Cartagena, Taganga, Santa Marta Reflections

We’ve found a bit of time to reflect today, mostly because Rick is suffering a bit of flu or something like it.  It’s hard for me to watch him be sick, in part because he never is.  I know if he is complaining that he’s sick, it’s to be taken seriously.  

Perhaps his illness came as a result of our weekend, which I have to say was awesome.  After our spanish classes ended around noon on Friday, we put our suitcases in storage at our hostel and with the bare minimum, boarded a bus for Santa Marta.  The town, about four hours away by bus, felt a bit further.  That was mostly due to our being wedged into a Marsol shuttle with very little air conditioning and constant mariachi-esque music.  I don’t mind the music, but it makes Rick crazy.  What bothers me, however, is when I can barely fit my short little legs into a seat.  How can people taller than my 5’4″ (e.g. most men and many women) fit into these seats with any semblance of comfort if I can’t fit?  There must be some sort of legal recourse for this…

Santa Marta

We arrived in Santa Marta in the early evening.  The sun had just set, and though nobody in the bus seemed sure where the ride would end, we got off at the second stop which we understood to be the city center.  We were right, but certainly not sure of ourselves until we checked a map.  We wandered to our hostel, La Hostal de Jackie, and checked in.
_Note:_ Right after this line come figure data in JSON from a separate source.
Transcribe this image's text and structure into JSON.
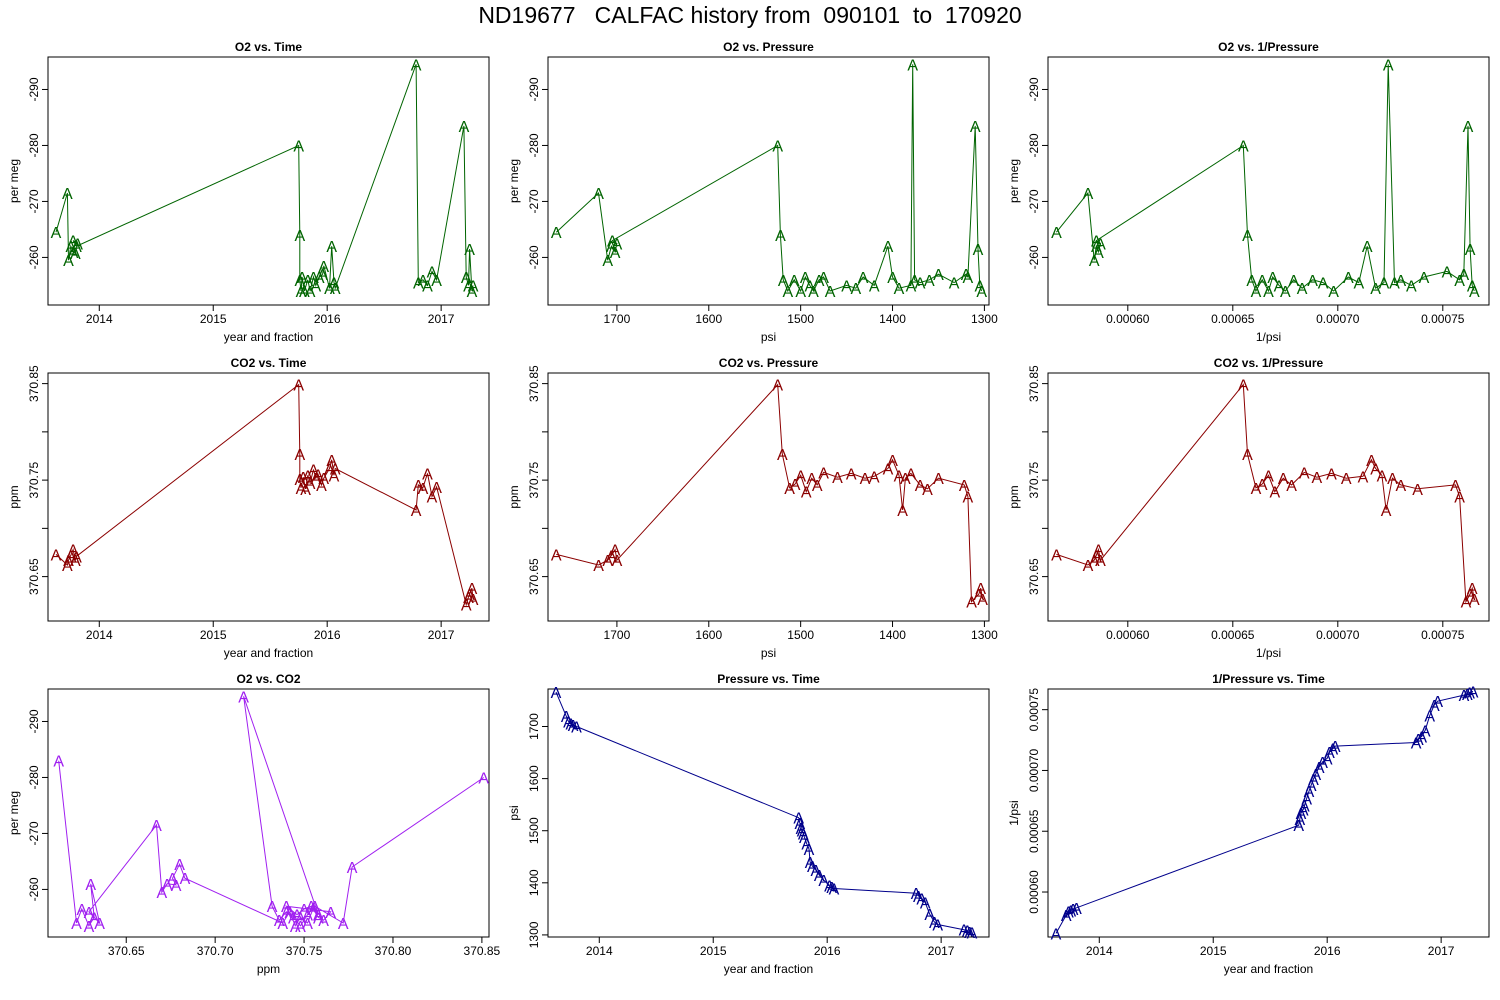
{
  "page_title": "ND19677   CALFAC history from  090101  to  170920",
  "colors": {
    "o2": "#006400",
    "co2": "#8b0000",
    "o2co2": "#a020f0",
    "pressure": "#00008b"
  },
  "chart_data": [
    {
      "type": "line",
      "marker": "A",
      "color": "#006400",
      "title": "O2 vs. Time",
      "xlabel": "year and fraction",
      "ylabel": "per meg",
      "xlim": [
        2013.55,
        2017.42
      ],
      "ylim": [
        -295.8,
        -251.5
      ],
      "y_reversed": true,
      "xticks": [
        2014,
        2015,
        2016,
        2017
      ],
      "xtick_labels": [
        "2014",
        "2015",
        "2016",
        "2017"
      ],
      "yticks": [
        -260,
        -270,
        -280,
        -290
      ],
      "ytick_labels": [
        "-260",
        "-270",
        "-280",
        "-290"
      ],
      "x": [
        2013.62,
        2013.72,
        2013.73,
        2013.75,
        2013.77,
        2013.79,
        2013.81,
        2013.77,
        2013.8,
        2015.75,
        2015.76,
        2015.76,
        2015.77,
        2015.78,
        2015.8,
        2015.83,
        2015.85,
        2015.88,
        2015.9,
        2015.93,
        2015.96,
        2015.97,
        2016.02,
        2016.04,
        2016.06,
        2016.07,
        2016.78,
        2016.8,
        2016.84,
        2016.88,
        2016.92,
        2016.96,
        2017.2,
        2017.22,
        2017.24,
        2017.25,
        2017.27,
        2017.28
      ],
      "y": [
        -264.5,
        -271.5,
        -259.5,
        -262.0,
        -261.0,
        -260.8,
        -262.5,
        -263.0,
        -262.0,
        -280.0,
        -264.0,
        -256.0,
        -254.0,
        -256.5,
        -254.0,
        -256.0,
        -254.0,
        -256.5,
        -255.0,
        -256.5,
        -257.0,
        -258.5,
        -254.5,
        -262.0,
        -255.5,
        -254.5,
        -294.5,
        -255.5,
        -256.0,
        -255.0,
        -257.5,
        -256.0,
        -283.5,
        -256.5,
        -255.0,
        -261.5,
        -254.0,
        -255.0
      ]
    },
    {
      "type": "line",
      "marker": "A",
      "color": "#006400",
      "title": "O2 vs. Pressure",
      "xlabel": "psi",
      "ylabel": "per meg",
      "xlim": [
        1775,
        1295
      ],
      "ylim": [
        -295.8,
        -251.5
      ],
      "y_reversed": true,
      "xticks": [
        1700,
        1600,
        1500,
        1400,
        1300
      ],
      "xtick_labels": [
        "1700",
        "1600",
        "1500",
        "1400",
        "1300"
      ],
      "yticks": [
        -260,
        -270,
        -280,
        -290
      ],
      "ytick_labels": [
        "-260",
        "-270",
        "-280",
        "-290"
      ],
      "x": [
        1766,
        1720,
        1710,
        1706,
        1702,
        1700,
        1705,
        1525,
        1522,
        1519,
        1514,
        1507,
        1500,
        1495,
        1490,
        1486,
        1480,
        1475,
        1468,
        1450,
        1440,
        1432,
        1420,
        1405,
        1400,
        1393,
        1380,
        1378,
        1376,
        1370,
        1360,
        1350,
        1333,
        1320,
        1318,
        1310,
        1307,
        1305,
        1303
      ],
      "y": [
        -264.5,
        -271.5,
        -259.5,
        -262.0,
        -261.0,
        -262.5,
        -263.0,
        -280.0,
        -264.0,
        -256.0,
        -254.0,
        -256.0,
        -254.0,
        -256.5,
        -255.0,
        -254.0,
        -256.0,
        -256.5,
        -254.0,
        -255.0,
        -254.5,
        -256.5,
        -255.0,
        -262.0,
        -256.5,
        -254.5,
        -255.0,
        -294.5,
        -256.0,
        -255.5,
        -256.0,
        -257.0,
        -255.5,
        -257.0,
        -256.5,
        -283.5,
        -261.5,
        -255.0,
        -254.0
      ]
    },
    {
      "type": "line",
      "marker": "A",
      "color": "#006400",
      "title": "O2 vs. 1/Pressure",
      "xlabel": "1/psi",
      "ylabel": "per meg",
      "xlim": [
        0.000562,
        0.000772
      ],
      "ylim": [
        -295.8,
        -251.5
      ],
      "y_reversed": true,
      "xticks": [
        0.0006,
        0.00065,
        0.0007,
        0.00075
      ],
      "xtick_labels": [
        "0.00060",
        "0.00065",
        "0.00070",
        "0.00075"
      ],
      "yticks": [
        -260,
        -270,
        -280,
        -290
      ],
      "ytick_labels": [
        "-260",
        "-270",
        "-280",
        "-290"
      ],
      "x": [
        0.000566,
        0.000581,
        0.000584,
        0.000585,
        0.000586,
        0.000587,
        0.000585,
        0.000655,
        0.000657,
        0.000659,
        0.000661,
        0.000664,
        0.000667,
        0.000669,
        0.000672,
        0.000675,
        0.000679,
        0.000683,
        0.000688,
        0.000693,
        0.000698,
        0.000705,
        0.00071,
        0.000714,
        0.000718,
        0.000722,
        0.000724,
        0.000727,
        0.00073,
        0.000735,
        0.000741,
        0.000752,
        0.000758,
        0.00076,
        0.000762,
        0.000763,
        0.000764,
        0.000765
      ],
      "y": [
        -264.5,
        -271.5,
        -259.5,
        -262.0,
        -261.0,
        -262.5,
        -263.0,
        -280.0,
        -264.0,
        -256.0,
        -254.0,
        -256.0,
        -254.0,
        -256.5,
        -255.0,
        -254.0,
        -256.0,
        -254.5,
        -256.0,
        -255.5,
        -254.0,
        -256.5,
        -255.5,
        -262.0,
        -254.5,
        -255.5,
        -294.5,
        -255.5,
        -256.0,
        -255.0,
        -256.5,
        -257.5,
        -256.0,
        -257.0,
        -283.5,
        -261.5,
        -255.0,
        -254.0
      ]
    },
    {
      "type": "line",
      "marker": "A",
      "color": "#8b0000",
      "title": "CO2 vs. Time",
      "xlabel": "year and fraction",
      "ylabel": "ppm",
      "xlim": [
        2013.55,
        2017.42
      ],
      "ylim": [
        370.604,
        370.861
      ],
      "yticks": [
        370.65,
        370.7,
        370.75,
        370.8,
        370.85
      ],
      "ytick_labels": [
        "370.65",
        "",
        "370.75",
        "",
        "370.85"
      ],
      "xticks": [
        2014,
        2015,
        2016,
        2017
      ],
      "xtick_labels": [
        "2014",
        "2015",
        "2016",
        "2017"
      ],
      "x": [
        2013.62,
        2013.72,
        2013.73,
        2013.75,
        2013.77,
        2013.79,
        2013.8,
        2015.75,
        2015.76,
        2015.76,
        2015.77,
        2015.79,
        2015.81,
        2015.83,
        2015.85,
        2015.88,
        2015.9,
        2015.92,
        2015.95,
        2015.97,
        2016.02,
        2016.04,
        2016.06,
        2016.07,
        2016.78,
        2016.8,
        2016.84,
        2016.88,
        2016.92,
        2016.96,
        2017.22,
        2017.24,
        2017.25,
        2017.27,
        2017.28
      ],
      "y": [
        370.673,
        370.662,
        370.667,
        370.672,
        370.678,
        370.667,
        370.671,
        370.849,
        370.777,
        370.751,
        370.742,
        370.753,
        370.741,
        370.755,
        370.747,
        370.761,
        370.752,
        370.756,
        370.745,
        370.752,
        370.762,
        370.771,
        370.755,
        370.762,
        370.719,
        370.745,
        370.742,
        370.757,
        370.733,
        370.743,
        370.621,
        370.629,
        370.632,
        370.638,
        370.627
      ]
    },
    {
      "type": "line",
      "marker": "A",
      "color": "#8b0000",
      "title": "CO2 vs. Pressure",
      "xlabel": "psi",
      "ylabel": "ppm",
      "xlim": [
        1775,
        1295
      ],
      "ylim": [
        370.604,
        370.861
      ],
      "xticks": [
        1700,
        1600,
        1500,
        1400,
        1300
      ],
      "xtick_labels": [
        "1700",
        "1600",
        "1500",
        "1400",
        "1300"
      ],
      "yticks": [
        370.65,
        370.7,
        370.75,
        370.8,
        370.85
      ],
      "ytick_labels": [
        "370.65",
        "",
        "370.75",
        "",
        "370.85"
      ],
      "x": [
        1766,
        1720,
        1710,
        1706,
        1702,
        1700,
        1525,
        1520,
        1512,
        1506,
        1500,
        1494,
        1488,
        1482,
        1475,
        1460,
        1445,
        1430,
        1420,
        1405,
        1400,
        1393,
        1389,
        1386,
        1380,
        1370,
        1362,
        1350,
        1322,
        1318,
        1314,
        1306,
        1304,
        1302
      ],
      "y": [
        370.673,
        370.662,
        370.667,
        370.672,
        370.678,
        370.667,
        370.849,
        370.777,
        370.742,
        370.746,
        370.755,
        370.738,
        370.752,
        370.745,
        370.758,
        370.753,
        370.757,
        370.752,
        370.754,
        370.762,
        370.771,
        370.755,
        370.719,
        370.752,
        370.757,
        370.745,
        370.741,
        370.752,
        370.745,
        370.733,
        370.624,
        370.632,
        370.638,
        370.627
      ]
    },
    {
      "type": "line",
      "marker": "A",
      "color": "#8b0000",
      "title": "CO2 vs. 1/Pressure",
      "xlabel": "1/psi",
      "ylabel": "ppm",
      "xlim": [
        0.000562,
        0.000772
      ],
      "ylim": [
        370.604,
        370.861
      ],
      "xticks": [
        0.0006,
        0.00065,
        0.0007,
        0.00075
      ],
      "xtick_labels": [
        "0.00060",
        "0.00065",
        "0.00070",
        "0.00075"
      ],
      "yticks": [
        370.65,
        370.7,
        370.75,
        370.8,
        370.85
      ],
      "ytick_labels": [
        "370.65",
        "",
        "370.75",
        "",
        "370.85"
      ],
      "x": [
        0.000566,
        0.000581,
        0.000584,
        0.000585,
        0.000586,
        0.000587,
        0.000655,
        0.000657,
        0.000661,
        0.000664,
        0.000667,
        0.00067,
        0.000674,
        0.000678,
        0.000684,
        0.00069,
        0.000697,
        0.000704,
        0.000712,
        0.000716,
        0.000718,
        0.000721,
        0.000723,
        0.000726,
        0.00073,
        0.000738,
        0.000756,
        0.000758,
        0.000761,
        0.000763,
        0.000764,
        0.000765
      ],
      "y": [
        370.673,
        370.662,
        370.667,
        370.672,
        370.678,
        370.667,
        370.849,
        370.777,
        370.742,
        370.746,
        370.755,
        370.738,
        370.752,
        370.745,
        370.758,
        370.753,
        370.757,
        370.752,
        370.754,
        370.771,
        370.762,
        370.755,
        370.719,
        370.752,
        370.745,
        370.741,
        370.745,
        370.733,
        370.624,
        370.632,
        370.638,
        370.627
      ]
    },
    {
      "type": "line",
      "marker": "A",
      "color": "#a020f0",
      "title": "O2 vs. CO2",
      "xlabel": "ppm",
      "ylabel": "per meg",
      "xlim": [
        370.606,
        370.854
      ],
      "ylim": [
        -295.8,
        -251.5
      ],
      "y_reversed": true,
      "xticks": [
        370.65,
        370.7,
        370.75,
        370.8,
        370.85
      ],
      "xtick_labels": [
        "370.65",
        "370.70",
        "370.75",
        "370.80",
        "370.85"
      ],
      "yticks": [
        -260,
        -270,
        -280,
        -290
      ],
      "ytick_labels": [
        "-260",
        "-270",
        "-280",
        "-290"
      ],
      "x": [
        370.612,
        370.622,
        370.625,
        370.629,
        370.632,
        370.63,
        370.635,
        370.629,
        370.667,
        370.67,
        370.673,
        370.678,
        370.676,
        370.68,
        370.683,
        370.738,
        370.742,
        370.745,
        370.748,
        370.752,
        370.755,
        370.758,
        370.761,
        370.765,
        370.74,
        370.746,
        370.75,
        370.754,
        370.758,
        370.716,
        370.732,
        370.736,
        370.74,
        370.744,
        370.748,
        370.752,
        370.756,
        370.772,
        370.777,
        370.851
      ],
      "y": [
        -283.0,
        -254.0,
        -256.5,
        -253.5,
        -255.0,
        -261.0,
        -254.0,
        -256.0,
        -271.5,
        -259.5,
        -261.0,
        -260.8,
        -262.0,
        -264.5,
        -262.0,
        -254.0,
        -256.0,
        -253.5,
        -255.0,
        -254.0,
        -256.5,
        -255.0,
        -254.5,
        -256.0,
        -257.0,
        -255.5,
        -256.5,
        -257.0,
        -255.5,
        -294.5,
        -257.0,
        -254.5,
        -256.0,
        -255.0,
        -253.5,
        -255.5,
        -257.0,
        -254.0,
        -264.0,
        -280.0
      ]
    },
    {
      "type": "line",
      "marker": "A",
      "color": "#00008b",
      "title": "Pressure vs. Time",
      "xlabel": "year and fraction",
      "ylabel": "psi",
      "xlim": [
        2013.55,
        2017.42
      ],
      "ylim": [
        1296,
        1772
      ],
      "xticks": [
        2014,
        2015,
        2016,
        2017
      ],
      "xtick_labels": [
        "2014",
        "2015",
        "2016",
        "2017"
      ],
      "yticks": [
        1300,
        1400,
        1500,
        1600,
        1700
      ],
      "ytick_labels": [
        "1300",
        "1400",
        "1500",
        "1600",
        "1700"
      ],
      "x": [
        2013.62,
        2013.71,
        2013.73,
        2013.75,
        2013.77,
        2013.8,
        2015.75,
        2015.76,
        2015.77,
        2015.78,
        2015.79,
        2015.8,
        2015.82,
        2015.84,
        2015.85,
        2015.87,
        2015.9,
        2015.93,
        2015.97,
        2016.02,
        2016.04,
        2016.06,
        2016.78,
        2016.8,
        2016.83,
        2016.86,
        2016.9,
        2016.94,
        2016.97,
        2017.2,
        2017.23,
        2017.25,
        2017.27
      ],
      "y": [
        1766,
        1720,
        1710,
        1706,
        1703,
        1700,
        1525,
        1515,
        1505,
        1500,
        1495,
        1488,
        1475,
        1465,
        1440,
        1432,
        1425,
        1415,
        1405,
        1395,
        1392,
        1389,
        1380,
        1375,
        1370,
        1362,
        1340,
        1325,
        1320,
        1310,
        1308,
        1306,
        1305
      ]
    },
    {
      "type": "line",
      "marker": "A",
      "color": "#00008b",
      "title": "1/Pressure vs. Time",
      "xlabel": "year and fraction",
      "ylabel": "1/psi",
      "xlim": [
        2013.55,
        2017.42
      ],
      "ylim": [
        0.000563,
        0.000767
      ],
      "xticks": [
        2014,
        2015,
        2016,
        2017
      ],
      "xtick_labels": [
        "2014",
        "2015",
        "2016",
        "2017"
      ],
      "yticks": [
        0.0006,
        0.00065,
        0.0007,
        0.00075
      ],
      "ytick_labels": [
        "0.00060",
        "0.00065",
        "0.00070",
        "0.00075"
      ],
      "x": [
        2013.62,
        2013.71,
        2013.73,
        2013.75,
        2013.77,
        2013.8,
        2015.75,
        2015.76,
        2015.77,
        2015.79,
        2015.8,
        2015.82,
        2015.84,
        2015.86,
        2015.88,
        2015.9,
        2015.93,
        2015.96,
        2016.0,
        2016.02,
        2016.05,
        2016.07,
        2016.78,
        2016.8,
        2016.83,
        2016.86,
        2016.9,
        2016.94,
        2016.97,
        2017.2,
        2017.23,
        2017.25,
        2017.28
      ],
      "y": [
        0.000566,
        0.000581,
        0.000584,
        0.000585,
        0.000586,
        0.000587,
        0.000655,
        0.00066,
        0.000665,
        0.000668,
        0.000671,
        0.000677,
        0.000683,
        0.000688,
        0.000693,
        0.000697,
        0.000703,
        0.000707,
        0.00071,
        0.000715,
        0.000718,
        0.00072,
        0.000723,
        0.000726,
        0.000728,
        0.000733,
        0.000745,
        0.000754,
        0.000757,
        0.000762,
        0.000763,
        0.000764,
        0.000765
      ]
    }
  ]
}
It was a pretty nice place with a cool rooftop bar, though our room left something to be desired.  After a brief review of the recommended options in the guidebook, we made our way to the Plaza de Novios, which was hopping on a Friday night.  The square was surrounded by popular cafes with tables and patrons spilling out into the streets.  We chose Ouzo, one of the cafes the guidebook recommended and proceeded to eat what has so far been our best meal in Colombia.  This is an important distinction since almost every meal has been fabulous.  After dinner we walked down to check out the beach, but the waterfront was mostly industrial with only a few places for people to swim.  We did a similar walk through the city after breakfast in the morning, but I was itching to get to Tanganga so on we went.  

Taganga

Taganga is clearly a must-do on the Gringo Trail.  The small town is full of young tourists, and it seemed to me that our hostel, La Masia Summer Hostel, was sort of the epicenter of that crowd.  We checked in just before noon and had the pleasure of watching many a hungover-looking 20-something emerge slowly from his or her room, heading to either the hostel cafe or a local restaurant to replenish himself from a big previous night.  It was pretty comical.  As we waited to check in an Aussie guy and his Irish travel-mate, whom he referred to as simply “Irish” made their way in.  Neither could find their passports, and one didn’t have the slightest idea what day it was.  I almost felt bad for them, but that didn’t stop me from giggling a bit at their antics.

But, tourists aside, Taganga is a picaresque fishing town, nestled in a blue bay surrounded by steep mountains that are much more arid than I anticipated.   The drive into the town is spectacular and reminiscent of some areas of Spain, from my recollection.  There is excellent food (I highly recommend Pachamama!) and the prices are good too.  We enjoyed cruising around the beach, having a drink and a meal along the water, and then we took a dip in the hostel’s pool where we could see the sunset over the Caribbean.  Not bad.

On Sunday we took a snorkeling trip to the Tayrona National Park.  It was a bit bittersweet for me – I was happy to be out on the water and soaking up the sun, but wish we’d been doing SCUBA.  Rick, however, is much happier when he is not wearing a weight belt and a mask in the water, and that’s fair.  So, snorkeling was a good compromise.  We hopped on a small boat which was taking some divers out, and spent the morning snorkeling at two neat spots in protected bays of the park.  Though it wasn’t quite like the SCUBA I did in Bali, or my dives on the Great Barrier Reef, I really enjoyed the corals and the diversity of smaller fish and sea life that we found in Tayrona.  The water was colder than I had anticipated, and I enjoyed that.  It was refreshing, clear, and the sea felt more active.    We stopped for lunch in a little bay with a small beach, then made our way back to Taganga.  

The day on the water was good for Rick and me.  We were happy to get sun on our faces and wind in our hair.  I think there is nothing more invigorating than being out on the water. Rick laughs at me, but I could stay in the water all day just gazing at fish.  I love it!

So, that was Taganga in a nutshell.  

We’re back in Cartagena and back in our spanish classes.  I really love this city – it deserves an entry of its own.  But that will have to come when my sick husband isn’t looking at me with puppy dog eyes begging me to come to bed.  Buenas noches!